Mundo a fora, o nosso maracujá é a fruta da paixão - não aquele sentimento acalorado,
que surge entre dois amantes, mas a Paixão de Cristo. Há mais de 500 anos, quando os
portugueses chegaram ao Brasil com suas caravelas e alguns jesuítas a bordo, era o
período da Páscoa. Por isso, a primeira porção de terra avistada foi chamada de Monte
Pascal.

Era também a época da floração do maracujá. A flor encantou os europeus. Ela é


bastante cheirosa e de uma beleza rara, exótica. Mas os missionários estrangeiros viam
mais que apenas perfume e beleza. Eles viam na flor de formação tão complexa uma
metáfora perfeita para explicar aos índios a história da Paixão de Cristo.

Na catequese, misturada com botânica, os filamentos em volta do miolo se transformam


na coroa de espinhos. O roxo é a cor do sofrimento. Os três estigmas, a parte do órgão
feminino da flor, são os cravos que prenderam Cristo na cruz.

A flor tem cinco estames, a parte onde é produzido o pólen. É o mesmo número das
chagas de Cristo. Para contar a história aos índios, o jesuítas transformaram as gavinhas,
que ajudam a trepadeira a subir, no chicote do martírio.

No cálice da flor, os religiosos viram o cálice do vinho que Jesus recusou na subida do
Gólgota. Dentro do cálice, a esponja encharcada com vinagre, oferecida a Cristo na
cruz. E na folha pontuda do maracujazeiro, a lança do soldado romano.

Por fim, o formato do fruto, redondo, a representação do mundo que, para os católicos,
Cristo veio redimir. No início do século XVII, algumas sementes de maracujá foram
enviadas de presente ao papa Paulo V, que mandou cultivar a planta em Roma e
divulgar que ela representava uma revelação divina. Nascia o fruto da Paixão.

Mas não é só na Europa que fruto, flor e religião se misturam.
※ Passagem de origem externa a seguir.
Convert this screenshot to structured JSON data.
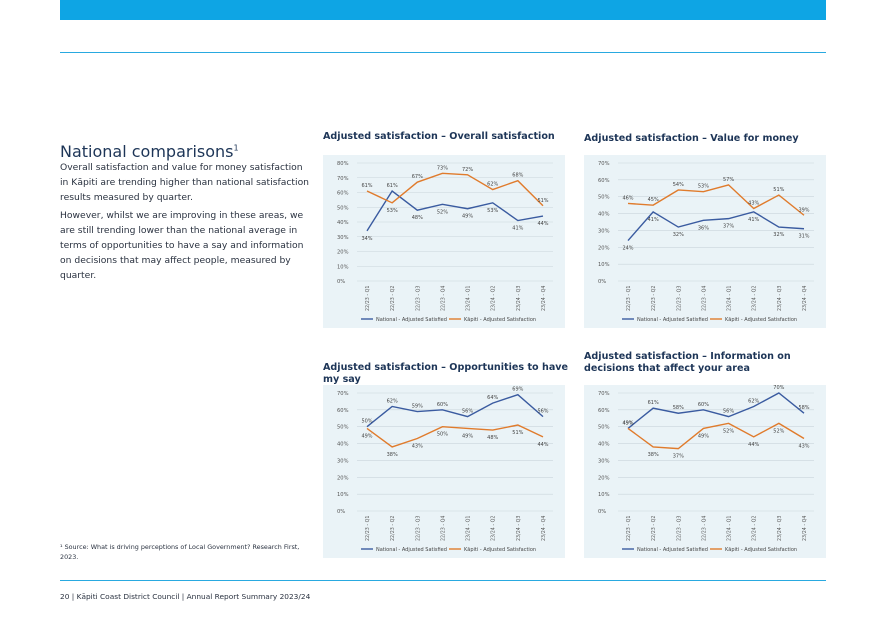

No Brasil, também existe
a crença de que o maracujá foi criado por Deus para lembrar o sacrifício do calvário. Na
poesia “Flor de maracujá”, de Catulo da Paixão Cearense, perguntado por que razão
nasce roxa a flor do maracujá, o sertanejo explica que ao pé da cruz havia uma planta
com flores brancas, que foram tingidas pelo sangue de Jesus.
É uma bonita história do folclore popular nordestino e não menos bela é a inspiração.

A flor só abre em dias de muito sol e céu claro e é uma beleza que dura pouco. Não dá
para fazer um buquê com flor de maracujá. Se você colher a flor, ela fecha.